Advocates of the proposed Anthem-Cigna and Aetna-Humana health insurance mergers argue that, in the long run, the acquisitions will benefit consumers, health care providers, and insurance markets. They say consumers will gain from the mergers and members of the health plans will become satisfied with their care. This argument is vital for the merging parties because the recent value-based care initiatives taking places at the Centers for Medicare and Medicaid Services emphasize patient engagement and patient satisfaction.
However, a recent study casts doubt on claims that the mergers will result in increased member satisfaction. This new report, from J.D. Power, called the J.D. Power 2016 Member Health Plan Study, concludes that greater, not less, competition between insurance companies is what leads to higher health plan member satisfaction and patient engagement.
The J.D. Power study analyzes member plan satisfaction among 135 health insurance plans throughout 18 regions, using six characteristics: provider choice, medical claims processing, pricing of health plans, customer service, communication, and information access. Member plan satisfaction was low in 2014 when the Affordable Care Act’s health insurance exchanges were introduced, but it has since increased. The report found that member plan satisfaction with regards to communication, information access, and pricing was reduced in regions where one health plan possesses over 50% of the market share.

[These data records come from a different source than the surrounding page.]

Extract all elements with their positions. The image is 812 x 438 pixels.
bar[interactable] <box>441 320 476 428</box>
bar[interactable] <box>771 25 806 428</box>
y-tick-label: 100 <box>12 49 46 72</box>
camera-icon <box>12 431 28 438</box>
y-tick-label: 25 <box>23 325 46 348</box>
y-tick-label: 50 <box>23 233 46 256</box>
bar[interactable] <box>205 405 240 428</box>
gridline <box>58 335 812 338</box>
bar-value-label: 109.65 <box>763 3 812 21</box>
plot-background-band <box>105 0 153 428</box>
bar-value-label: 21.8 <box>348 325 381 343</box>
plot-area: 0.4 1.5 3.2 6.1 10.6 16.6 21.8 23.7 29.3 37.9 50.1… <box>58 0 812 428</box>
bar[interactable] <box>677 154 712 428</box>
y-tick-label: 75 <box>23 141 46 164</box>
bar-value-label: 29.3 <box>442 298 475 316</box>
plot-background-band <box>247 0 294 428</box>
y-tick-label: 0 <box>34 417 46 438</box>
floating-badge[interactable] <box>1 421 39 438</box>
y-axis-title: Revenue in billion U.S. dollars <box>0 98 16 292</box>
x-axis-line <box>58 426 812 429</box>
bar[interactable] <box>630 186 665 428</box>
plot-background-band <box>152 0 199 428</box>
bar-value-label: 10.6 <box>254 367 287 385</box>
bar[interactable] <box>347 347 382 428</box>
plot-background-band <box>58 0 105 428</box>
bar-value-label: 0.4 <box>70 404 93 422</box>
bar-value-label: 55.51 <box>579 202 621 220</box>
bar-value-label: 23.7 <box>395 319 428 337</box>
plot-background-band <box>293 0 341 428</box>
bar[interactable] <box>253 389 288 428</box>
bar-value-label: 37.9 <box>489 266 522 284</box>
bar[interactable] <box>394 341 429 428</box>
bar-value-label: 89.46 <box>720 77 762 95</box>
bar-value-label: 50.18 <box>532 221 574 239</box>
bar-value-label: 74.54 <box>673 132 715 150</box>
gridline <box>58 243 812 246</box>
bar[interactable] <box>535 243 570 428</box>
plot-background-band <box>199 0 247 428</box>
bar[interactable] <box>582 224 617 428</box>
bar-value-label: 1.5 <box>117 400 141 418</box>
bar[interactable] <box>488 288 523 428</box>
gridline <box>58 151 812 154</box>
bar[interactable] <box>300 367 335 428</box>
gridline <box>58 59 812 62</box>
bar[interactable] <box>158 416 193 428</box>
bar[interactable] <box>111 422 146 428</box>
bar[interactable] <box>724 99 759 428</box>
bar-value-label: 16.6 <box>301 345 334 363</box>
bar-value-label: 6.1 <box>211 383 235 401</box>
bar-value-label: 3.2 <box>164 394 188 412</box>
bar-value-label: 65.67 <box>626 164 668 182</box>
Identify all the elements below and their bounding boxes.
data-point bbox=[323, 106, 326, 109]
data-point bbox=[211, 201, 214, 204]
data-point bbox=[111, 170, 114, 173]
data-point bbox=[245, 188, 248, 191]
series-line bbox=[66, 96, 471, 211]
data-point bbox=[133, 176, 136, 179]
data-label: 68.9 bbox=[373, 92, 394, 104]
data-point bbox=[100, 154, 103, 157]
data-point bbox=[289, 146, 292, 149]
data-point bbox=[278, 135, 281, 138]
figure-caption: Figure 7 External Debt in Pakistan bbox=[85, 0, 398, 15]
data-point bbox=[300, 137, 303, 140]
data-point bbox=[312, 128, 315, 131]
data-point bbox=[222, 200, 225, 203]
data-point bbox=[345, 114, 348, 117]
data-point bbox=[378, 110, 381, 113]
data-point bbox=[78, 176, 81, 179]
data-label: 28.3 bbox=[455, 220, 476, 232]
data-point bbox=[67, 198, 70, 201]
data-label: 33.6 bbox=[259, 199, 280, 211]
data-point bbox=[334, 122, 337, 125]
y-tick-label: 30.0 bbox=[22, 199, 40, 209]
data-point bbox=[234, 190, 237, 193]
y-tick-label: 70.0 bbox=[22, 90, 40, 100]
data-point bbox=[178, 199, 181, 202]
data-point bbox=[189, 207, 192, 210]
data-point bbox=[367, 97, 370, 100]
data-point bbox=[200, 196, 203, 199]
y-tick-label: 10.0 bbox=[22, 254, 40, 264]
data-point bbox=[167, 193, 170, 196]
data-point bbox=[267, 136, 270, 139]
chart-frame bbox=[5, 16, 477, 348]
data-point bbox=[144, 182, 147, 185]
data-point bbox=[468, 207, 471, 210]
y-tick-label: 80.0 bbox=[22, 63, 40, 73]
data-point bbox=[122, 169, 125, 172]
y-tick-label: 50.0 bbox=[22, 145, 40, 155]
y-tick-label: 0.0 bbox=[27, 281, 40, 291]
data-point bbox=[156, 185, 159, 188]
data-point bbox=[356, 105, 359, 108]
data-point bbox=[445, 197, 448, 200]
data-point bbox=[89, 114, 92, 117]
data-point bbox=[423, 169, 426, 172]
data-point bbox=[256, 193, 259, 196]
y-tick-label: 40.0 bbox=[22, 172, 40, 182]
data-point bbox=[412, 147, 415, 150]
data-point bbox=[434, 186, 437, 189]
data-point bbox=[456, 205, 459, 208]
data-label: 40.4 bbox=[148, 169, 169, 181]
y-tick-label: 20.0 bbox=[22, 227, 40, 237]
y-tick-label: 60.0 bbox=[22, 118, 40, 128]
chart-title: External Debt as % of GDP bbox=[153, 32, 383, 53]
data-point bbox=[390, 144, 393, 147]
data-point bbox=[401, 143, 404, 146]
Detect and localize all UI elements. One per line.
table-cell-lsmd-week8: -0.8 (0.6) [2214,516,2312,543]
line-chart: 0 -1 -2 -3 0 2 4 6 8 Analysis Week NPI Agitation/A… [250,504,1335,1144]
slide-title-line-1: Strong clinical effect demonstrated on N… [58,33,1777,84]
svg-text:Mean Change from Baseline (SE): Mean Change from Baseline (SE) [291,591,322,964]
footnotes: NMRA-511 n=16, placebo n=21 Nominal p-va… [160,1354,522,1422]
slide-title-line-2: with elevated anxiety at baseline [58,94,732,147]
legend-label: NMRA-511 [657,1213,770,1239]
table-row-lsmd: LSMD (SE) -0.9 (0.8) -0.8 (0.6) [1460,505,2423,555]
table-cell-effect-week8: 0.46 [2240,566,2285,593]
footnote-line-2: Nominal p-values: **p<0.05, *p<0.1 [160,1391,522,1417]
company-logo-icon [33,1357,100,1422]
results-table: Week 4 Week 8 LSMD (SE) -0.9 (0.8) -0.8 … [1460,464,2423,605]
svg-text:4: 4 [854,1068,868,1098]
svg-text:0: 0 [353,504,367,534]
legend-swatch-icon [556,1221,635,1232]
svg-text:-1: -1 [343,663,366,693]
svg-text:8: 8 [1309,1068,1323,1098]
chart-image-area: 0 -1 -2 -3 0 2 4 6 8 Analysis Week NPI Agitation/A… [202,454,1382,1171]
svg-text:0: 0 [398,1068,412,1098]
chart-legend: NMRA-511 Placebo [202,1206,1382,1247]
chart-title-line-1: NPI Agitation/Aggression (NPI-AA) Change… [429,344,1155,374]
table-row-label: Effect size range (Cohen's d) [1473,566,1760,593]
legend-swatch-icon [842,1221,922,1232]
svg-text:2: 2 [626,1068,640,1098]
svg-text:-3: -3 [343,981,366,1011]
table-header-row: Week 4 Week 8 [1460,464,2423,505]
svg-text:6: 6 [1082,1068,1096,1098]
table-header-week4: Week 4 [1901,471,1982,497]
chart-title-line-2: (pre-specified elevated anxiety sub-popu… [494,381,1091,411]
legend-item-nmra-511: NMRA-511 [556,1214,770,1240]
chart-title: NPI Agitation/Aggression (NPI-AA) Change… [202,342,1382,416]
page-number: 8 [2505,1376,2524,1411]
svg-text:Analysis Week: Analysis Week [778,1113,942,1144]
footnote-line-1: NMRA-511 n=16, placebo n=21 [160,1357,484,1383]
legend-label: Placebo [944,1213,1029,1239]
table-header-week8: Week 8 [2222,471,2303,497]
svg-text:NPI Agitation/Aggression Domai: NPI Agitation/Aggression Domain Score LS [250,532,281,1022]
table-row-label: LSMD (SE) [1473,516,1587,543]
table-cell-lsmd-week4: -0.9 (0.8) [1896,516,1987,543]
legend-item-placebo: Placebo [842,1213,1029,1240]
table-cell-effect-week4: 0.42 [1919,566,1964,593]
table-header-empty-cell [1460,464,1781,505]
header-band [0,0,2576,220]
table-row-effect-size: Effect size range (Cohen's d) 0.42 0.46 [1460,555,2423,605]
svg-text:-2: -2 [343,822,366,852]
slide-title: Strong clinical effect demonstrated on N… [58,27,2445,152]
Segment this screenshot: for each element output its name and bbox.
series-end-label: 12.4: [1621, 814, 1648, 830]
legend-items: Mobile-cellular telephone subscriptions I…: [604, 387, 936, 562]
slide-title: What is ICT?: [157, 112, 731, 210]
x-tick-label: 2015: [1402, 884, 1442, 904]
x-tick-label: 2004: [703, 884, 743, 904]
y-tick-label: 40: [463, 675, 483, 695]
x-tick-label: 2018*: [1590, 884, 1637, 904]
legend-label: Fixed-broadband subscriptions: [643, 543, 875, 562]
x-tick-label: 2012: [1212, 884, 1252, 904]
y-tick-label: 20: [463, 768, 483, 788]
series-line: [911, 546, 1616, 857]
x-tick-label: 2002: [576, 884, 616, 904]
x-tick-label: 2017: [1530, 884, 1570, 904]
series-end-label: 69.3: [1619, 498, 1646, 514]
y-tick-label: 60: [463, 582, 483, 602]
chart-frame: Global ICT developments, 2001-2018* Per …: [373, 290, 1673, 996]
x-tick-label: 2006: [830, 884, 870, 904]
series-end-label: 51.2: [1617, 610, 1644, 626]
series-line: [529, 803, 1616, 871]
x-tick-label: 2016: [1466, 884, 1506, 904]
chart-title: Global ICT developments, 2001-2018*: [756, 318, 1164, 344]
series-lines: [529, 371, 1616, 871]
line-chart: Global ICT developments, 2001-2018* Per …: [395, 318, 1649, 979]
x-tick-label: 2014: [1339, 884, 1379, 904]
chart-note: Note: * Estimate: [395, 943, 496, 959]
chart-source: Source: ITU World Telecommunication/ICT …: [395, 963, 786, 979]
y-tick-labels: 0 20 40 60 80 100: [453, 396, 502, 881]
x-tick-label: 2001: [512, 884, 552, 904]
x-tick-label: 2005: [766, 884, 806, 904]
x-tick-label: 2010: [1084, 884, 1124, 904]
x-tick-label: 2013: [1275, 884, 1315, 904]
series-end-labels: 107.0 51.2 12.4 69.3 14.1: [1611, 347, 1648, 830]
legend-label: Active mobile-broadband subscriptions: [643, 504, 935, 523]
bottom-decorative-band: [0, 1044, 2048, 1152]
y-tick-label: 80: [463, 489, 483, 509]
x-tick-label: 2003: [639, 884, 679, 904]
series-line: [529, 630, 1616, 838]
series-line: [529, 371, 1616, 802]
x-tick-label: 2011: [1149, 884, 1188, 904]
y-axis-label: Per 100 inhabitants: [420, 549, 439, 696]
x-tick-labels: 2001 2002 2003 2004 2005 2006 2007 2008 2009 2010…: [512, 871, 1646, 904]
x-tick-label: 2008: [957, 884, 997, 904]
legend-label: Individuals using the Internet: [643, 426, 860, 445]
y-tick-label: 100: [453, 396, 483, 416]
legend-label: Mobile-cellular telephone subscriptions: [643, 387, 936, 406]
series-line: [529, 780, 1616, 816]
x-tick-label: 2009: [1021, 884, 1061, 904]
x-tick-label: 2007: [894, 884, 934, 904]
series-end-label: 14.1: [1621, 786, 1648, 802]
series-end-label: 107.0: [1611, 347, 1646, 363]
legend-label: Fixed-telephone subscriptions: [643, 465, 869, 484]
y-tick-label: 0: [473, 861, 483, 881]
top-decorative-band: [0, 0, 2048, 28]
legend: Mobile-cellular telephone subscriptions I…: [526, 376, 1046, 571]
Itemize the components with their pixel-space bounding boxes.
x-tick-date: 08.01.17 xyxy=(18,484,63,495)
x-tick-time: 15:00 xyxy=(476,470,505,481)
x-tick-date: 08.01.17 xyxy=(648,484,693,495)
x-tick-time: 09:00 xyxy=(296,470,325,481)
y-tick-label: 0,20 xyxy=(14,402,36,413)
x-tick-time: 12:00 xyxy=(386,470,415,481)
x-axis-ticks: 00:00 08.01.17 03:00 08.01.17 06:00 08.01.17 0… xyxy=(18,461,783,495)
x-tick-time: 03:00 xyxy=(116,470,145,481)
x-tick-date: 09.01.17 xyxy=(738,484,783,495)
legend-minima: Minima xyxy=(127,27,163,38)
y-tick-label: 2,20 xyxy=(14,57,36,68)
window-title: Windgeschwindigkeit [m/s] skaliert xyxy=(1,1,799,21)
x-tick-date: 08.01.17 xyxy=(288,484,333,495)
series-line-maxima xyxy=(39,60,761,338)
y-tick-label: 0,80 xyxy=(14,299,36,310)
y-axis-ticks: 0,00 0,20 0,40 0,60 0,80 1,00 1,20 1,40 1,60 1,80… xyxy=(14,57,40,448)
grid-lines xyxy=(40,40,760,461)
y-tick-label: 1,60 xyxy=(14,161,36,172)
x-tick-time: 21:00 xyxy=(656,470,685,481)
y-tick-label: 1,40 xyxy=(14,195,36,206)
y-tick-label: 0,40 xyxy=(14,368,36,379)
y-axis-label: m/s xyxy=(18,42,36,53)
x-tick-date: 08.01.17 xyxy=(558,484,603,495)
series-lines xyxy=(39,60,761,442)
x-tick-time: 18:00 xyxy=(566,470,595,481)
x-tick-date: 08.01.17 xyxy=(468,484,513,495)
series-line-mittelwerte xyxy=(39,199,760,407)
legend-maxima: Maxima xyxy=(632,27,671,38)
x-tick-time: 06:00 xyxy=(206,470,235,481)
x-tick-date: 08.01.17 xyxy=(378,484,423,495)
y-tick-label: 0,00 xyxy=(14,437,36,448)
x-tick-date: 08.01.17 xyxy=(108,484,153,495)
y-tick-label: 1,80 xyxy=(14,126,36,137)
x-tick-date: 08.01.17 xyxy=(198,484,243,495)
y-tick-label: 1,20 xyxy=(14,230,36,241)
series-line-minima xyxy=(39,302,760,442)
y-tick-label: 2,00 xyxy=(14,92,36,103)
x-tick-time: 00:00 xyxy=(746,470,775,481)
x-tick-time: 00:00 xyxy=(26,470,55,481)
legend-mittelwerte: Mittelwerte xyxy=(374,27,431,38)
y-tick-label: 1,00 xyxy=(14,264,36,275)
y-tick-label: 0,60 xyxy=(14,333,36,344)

J.D. Power concluded that health plan member satisfaction and patient engagement is higher in areas where insurers have greater competition. Consumer beneficiaries want better customer service, access to information about health care, better communication, and affordable prices, and they also want increased consumer choice. These findings suggest that competition is necessary for increased patient and plan member satisfaction, and since the Anthem-Cigna and Aetna-Humana mergers will reduce the number of national insurers from five to three, they will harm competition in the health insurance industry.
In recent months medical organizations, consumer groups, and legislators have been expressing various concerns about these mergers. Evidence that these concerns are warranted is mounting, not diminishing. The report is yet another indication that antitrust authorities should thoroughly examine the acquisitions and carefully evaluate their impact before making a decision.